Un "sauf" qui change les règles pour les PAC de toiture
Le texte sur la TVA à 5,5 % applicable aux pac air/air vient d'être modifié. L’article 1er du nouvel arrêté du 24 août indique : au i du b du 1o bis de l’article 30-0 D ter de l’annexe IV au code général des impôts, introduit par l’article 1er de l’arrêté du 13 juillet 2026 susvisé, après le mot "refroidissement" est inséré le mot "sauf". Reportons-nous donc au texte de l’arrêté du 13 juillet. Il indiquait à propos de l’efficacité énergétique minimale des pompes à chaleur air/air d’une puissance supérieure à 12 kW pour qu’elles soient éligibles à la TVA à 5,5 % : "145 % pour le chauffage et 250 % pour le refroidissement dans le cas d’une pompe à chaleur air/air en toiture". Selon le nouvel arrêté du 24 août, il faut désormais lire "145 % pour le chauffage et 250 % pour le refroidissement, sauf dans le cas d’une pompe à chaleur air/air en toiture".
Ce qui veut dire, si nous avons bien compris, que si la pompe à chaleur air/air de plus de 12 kW est installée en toiture, elle n’est plus soumise à des exigences de performance minimale pour bénéficier du taux de TVA à 5,5 %.

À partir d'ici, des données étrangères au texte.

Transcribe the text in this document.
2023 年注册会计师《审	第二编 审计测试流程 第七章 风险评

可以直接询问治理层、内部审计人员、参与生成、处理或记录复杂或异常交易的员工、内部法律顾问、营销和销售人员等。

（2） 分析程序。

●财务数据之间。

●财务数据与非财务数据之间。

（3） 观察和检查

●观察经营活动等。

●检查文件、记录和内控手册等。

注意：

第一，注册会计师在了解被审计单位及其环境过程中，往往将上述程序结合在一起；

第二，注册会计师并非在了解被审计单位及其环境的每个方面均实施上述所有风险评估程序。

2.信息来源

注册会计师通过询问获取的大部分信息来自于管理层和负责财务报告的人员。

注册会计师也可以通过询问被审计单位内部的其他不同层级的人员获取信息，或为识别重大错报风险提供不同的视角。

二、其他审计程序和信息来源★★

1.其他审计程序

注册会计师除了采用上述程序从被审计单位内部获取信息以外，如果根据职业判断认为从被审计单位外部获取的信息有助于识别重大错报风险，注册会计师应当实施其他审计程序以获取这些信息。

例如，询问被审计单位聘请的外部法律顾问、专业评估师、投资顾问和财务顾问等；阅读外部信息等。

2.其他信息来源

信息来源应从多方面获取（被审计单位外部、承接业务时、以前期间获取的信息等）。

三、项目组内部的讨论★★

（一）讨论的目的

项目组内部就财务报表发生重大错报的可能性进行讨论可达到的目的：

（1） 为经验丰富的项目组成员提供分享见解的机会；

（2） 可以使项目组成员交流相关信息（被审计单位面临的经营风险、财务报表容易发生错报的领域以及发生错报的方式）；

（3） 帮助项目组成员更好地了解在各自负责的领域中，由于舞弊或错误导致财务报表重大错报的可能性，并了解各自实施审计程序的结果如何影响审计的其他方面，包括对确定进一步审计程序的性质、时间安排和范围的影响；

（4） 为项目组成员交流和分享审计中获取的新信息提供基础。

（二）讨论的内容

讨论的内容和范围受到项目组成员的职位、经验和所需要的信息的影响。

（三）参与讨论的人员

Le flou persiste pour les PAC multifonctions
En revanche, le paragraphe suivant de l’arrêté de juillet, portant toujours sur les pac air/air de plus de 12 kW : "ii) 130 % pour le chauffage et 150 % pour le refroidissement dans le cas d’une pompe à chaleur air/air en toiture intégrant le chauffage, le refroidissement, la ventilation, le rafraîchissement par surventilation nocturne et la filtration" n’est pas modifié.
En ce qui concerne les pac air/air de plus de 12 kW, leur statut vis-à-vis de la TVA à 5,5 % n’était pas très clair auparavant, il me semble que ça l’est encore moins désormais. Le non-sens a juste été déplacé.
Le texte maintient donc le cas particulier des PAC de toiture intégrant chauffage, refroidissement, ventilation, rafraîchissement par surventilation nocturne et filtration, auxquelles restent applicables les seuils de 130 % en chauffage et 150 % en refroidissement. La rédaction aboutit donc à une situation pour le moins singulière : une PAC de toiture peut échapper au premier niveau de performance, tout en restant soumise à un second niveau lorsqu’elle cumule plusieurs fonctions.
Le correctif clarifie donc un point de rédaction, mais il ne fait pas disparaître la difficulté d’interprétation pour les PAC air/air de plus de 12 kW. Entre l’exception introduite pour les équipements de toiture et le maintien d’un seuil spécifique pour les systèmes multifonctions, le régime fiscal reste particulièrement difficile à lire pour les professionnels.